Rising prices combined with slow demand continued to create uncertainty among market participants.
Mills in Italy have been raising prices since July to manage energy costs. Mills will look to target new increases of €50 per tonne in the coming week, Fastmarkets heard.
Whether the market accepts this remains to be seen, especially considering demand is dropping.
One producer source in Italy told Fastmarkets: “This week, demand is not so good. Everyone bought last week before the price increase. Producers are worried about energy costs. Some mills say that if energy costs don’t decrease, it will become impossible to continue producing and to remain in the market.”
A buyer source in Italy said: “The market is quiet, but producers cannot accept lower prices due to the high costs of energy and gas. They have already announced there will be further increases this week.”

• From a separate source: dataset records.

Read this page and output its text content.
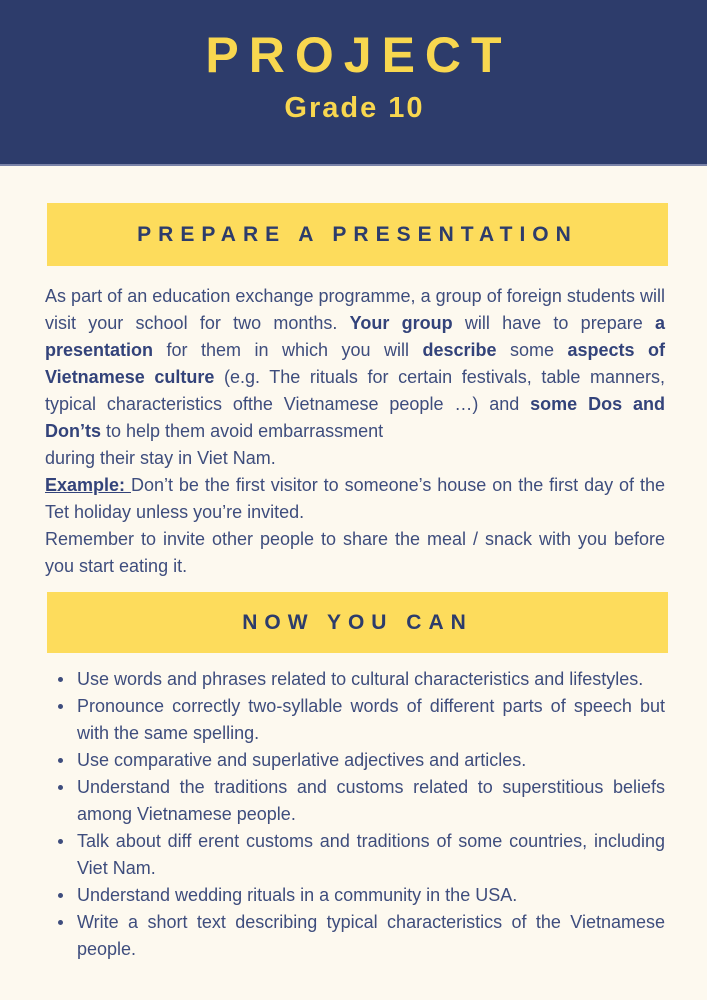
PROJECT
Grade 10
PREPARE A PRESENTATION
As part of an education exchange programme, a group of foreign students will visit your school for two months. Your group will have to prepare a presentation for them in which you will describe some aspects of Vietnamese culture (e.g. The rituals for certain festivals, table manners, typical characteristics ofthe Vietnamese people …) and some Dos and Don’ts to help them avoid embarrassment
during their stay in Viet Nam.
Example: Don’t be the first visitor to someone’s house on the first day of the Tet holiday unless you’re invited.
Remember to invite other people to share the meal / snack with you before you start eating it.
NOW YOU CAN
• Use words and phrases related to cultural characteristics and lifestyles.
• Pronounce correctly two-syllable words of different parts of speech but with the same spelling.
• Use comparative and superlative adjectives and articles.
• Understand the traditions and customs related to superstitious beliefs among Vietnamese people.
• Talk about diff erent customs and traditions of some countries, including Viet Nam.
• Understand wedding rituals in a community in the USA.
• Write a short text describing typical characteristics of the Vietnamese people.
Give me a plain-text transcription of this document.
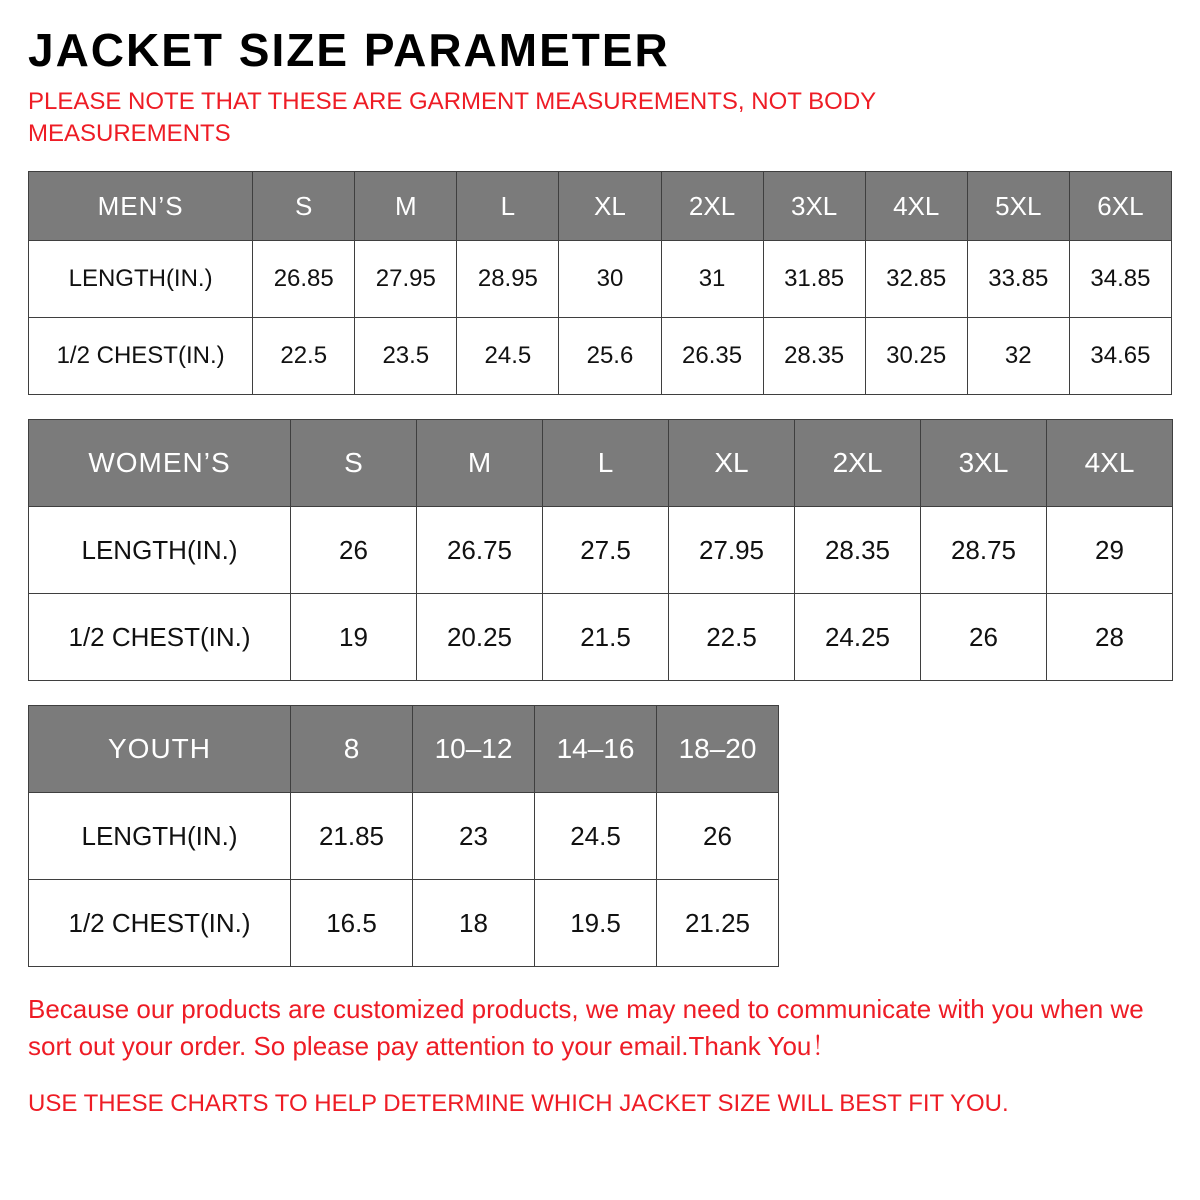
JACKET SIZE PARAMETER

PLEASE NOTE THAT THESE ARE GARMENT MEASUREMENTS, NOT BODY MEASUREMENTS

MEN’S	S	M	L	XL	2XL	3XL	4XL	5XL	6XL
LENGTH(IN.)	26.85	27.95	28.95	30	31	31.85	32.85	33.85	34.85
1/2 CHEST(IN.)	22.5	23.5	24.5	25.6	26.35	28.35	30.25	32	34.65
WOMEN’S	S	M	L	XL	2XL	3XL	4XL
LENGTH(IN.)	26	26.75	27.5	27.95	28.35	28.75	29
1/2 CHEST(IN.)	19	20.25	21.5	22.5	24.25	26	28
YOUTH	8	10–12	14–16	18–20
LENGTH(IN.)	21.85	23	24.5	26
1/2 CHEST(IN.)	16.5	18	19.5	21.25

Because our products are customized products, we may need to communicate with you when we sort out your order. So please pay attention to your email.Thank You！

USE THESE CHARTS TO HELP DETERMINE WHICH JACKET SIZE WILL BEST FIT YOU.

The potential impact of inflation, a long-term contraction of end-user consumption rates and high energy costs continued to weigh on market confidence.
A second mill source in Italy: “Mills are cutting their output. They don’t produce when energy costs are higher, but they don’t have a clear strategy for the future. They go on a day-by-day basis.”
In the Spanish rebar market, prices continued to rise despite slow demand as well, Fastmarkets heard.
Fastmarkets’ price assessment for steel reinforcing bar (rebar), domestic, delivered, Spain was €980-1,000 per tonne on Wednesday, up by €110-120 per tonne from €860-890 per tonne a week earlier.
Similar to other producers across Europe, Spanish mills are raising their prices to manage the energy crisis, sources told Fastmarkets.
Demand has remained sluggish, however.
A Spanish trader told Fastmarkets: “There are very few deals in the market because traders cannot pass on increases downstream. The construction industry simply will not accept these price rises.”
A buyer source said mills had no choice but to keep raising prices, regardless of demand.
If mills significantly cut production, demand for scrap could drop too. This in turn could result in domestic and international scrap prices falling.
While scrap prices rose in late August, they have been falling since early September.
Fastmarkets’ daily index for steel scrap, HMS 1&2 (80:20 mix), North Europe origin, cfr Turkey was €363.16 per tonne on Wednesday, down by $30.32 per tonne from $393.48 per tonne a week earlier.